Moreover, Cabinet members are looking at their personal interest in projects that they promised to their voters and are all behaving as if their pet projects will not be affected. This is inducing more confusion in the people’s minds with government sending conflicting messages to people who are not yet wary of the gravity of the financial situation in the long term.

In normal circumstances, the end of Robert Abela’s honeymoon should signify an increase in the popularity of the Opposition, more so as mid-term approaches.

But in actual fact, the Opposition is still in a self-induced coma.

And the people’s frustrating despondency is bound to increase even more.

Meanwhile in Britain

The new British Prime Minister, Liz Truss, has capped soaring consumer power bills and decided to promote new sources of energy.
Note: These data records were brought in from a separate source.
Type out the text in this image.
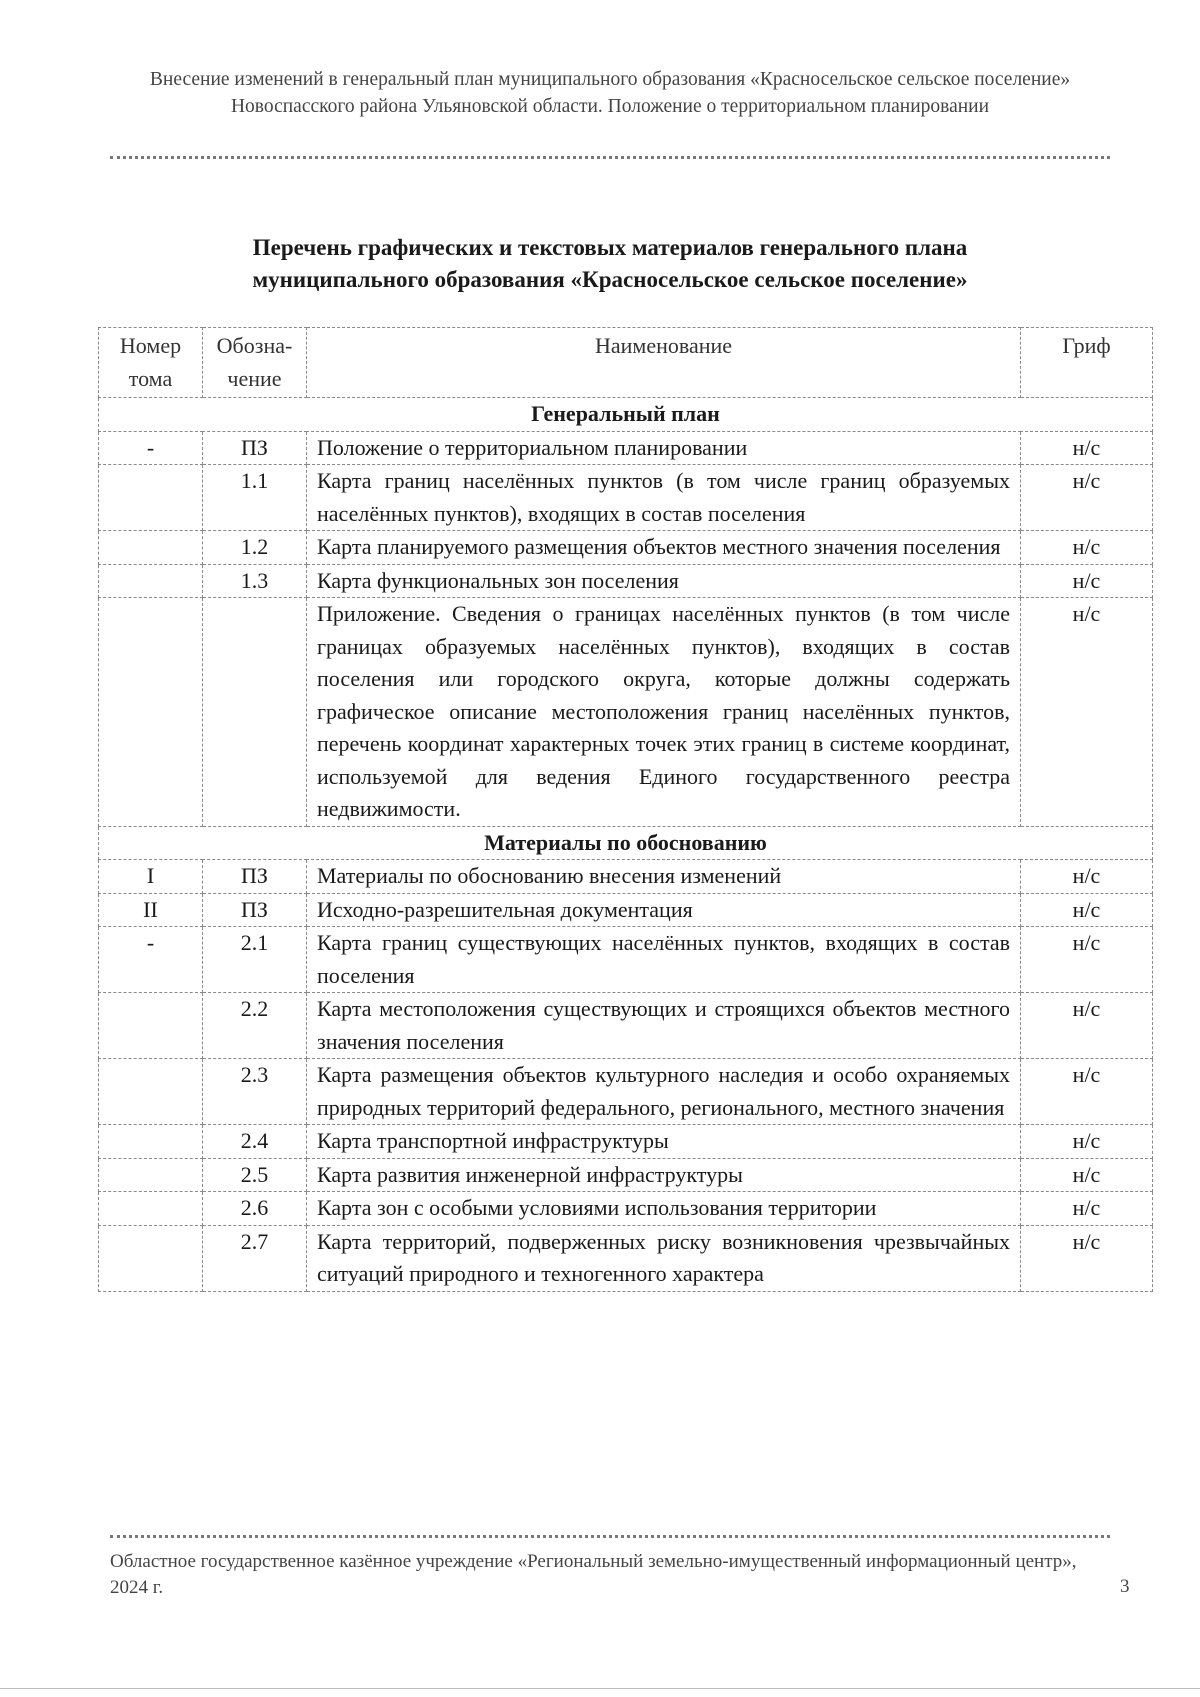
Внесение изменений в генеральный план муниципального образования «Красносельское сельское поселение» Новоспасского района Ульяновской области. Положение о территориальном планировании
Перечень графических и текстовых материалов генерального плана
муниципального образования «Красносельское сельское поселение»
Номер тома	Обозна-чение	Наименование	Гриф
Генеральный план			
-	ПЗ	Положение о территориальном планировании	н/с
	1.1	Карта границ населённых пунктов (в том числе границ образуемых населённых пунктов), входящих в состав поселения	н/с
	1.2	Карта планируемого размещения объектов местного значения поселения	н/с
	1.3	Карта функциональных зон поселения	н/с
		Приложение. Сведения о границах населённых пунктов (в том числе границах образуемых населённых пунктов), входящих в состав поселения или городского округа, которые должны содержать графическое описание местоположения границ населённых пунктов, перечень координат характерных точек этих границ в системе координат, используемой для ведения Единого государственного реестра недвижимости.	н/с
Материалы по обоснованию			
I	ПЗ	Материалы по обоснованию внесения изменений	н/с
II	ПЗ	Исходно-разрешительная документация	н/с
-	2.1	Карта границ существующих населённых пунктов, входящих в состав поселения	н/с
	2.2	Карта местоположения существующих и строящихся объектов местного значения поселения	н/с
	2.3	Карта размещения объектов культурного наследия и особо охраняемых природных территорий федерального, регионального, местного значения	н/с
	2.4	Карта транспортной инфраструктуры	н/с
	2.5	Карта развития инженерной инфраструктуры	н/с
	2.6	Карта зон с особыми условиями использования территории	н/с
	2.7	Карта территорий, подверженных риску возникновения чрезвычайных ситуаций природного и техногенного характера	н/с
Областное государственное казённое учреждение «Региональный земельно-имущественный информационный центр», 2024 г.	3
With Britain facing a lengthy recession sparked by a near quadrupling of household energy bills, Truss has said she will take immediate action to protect consumers.

But the jump in government borrowing to fund the support package plus a pledge by Truss to cut taxes has rattled financial markets.

On Wednesday, sterling fell against the dollar to levels last seen in 1985.

The British government is also expected to seek new sources of energy supply including the issue of some 130 oil and gas exploration licences in the North Sea and the scrapping of a ban on fracking.

British charities have warned that millions of households face destitution this winter if the cap on average energy prices were allowed to jump 80% in October and again in winter.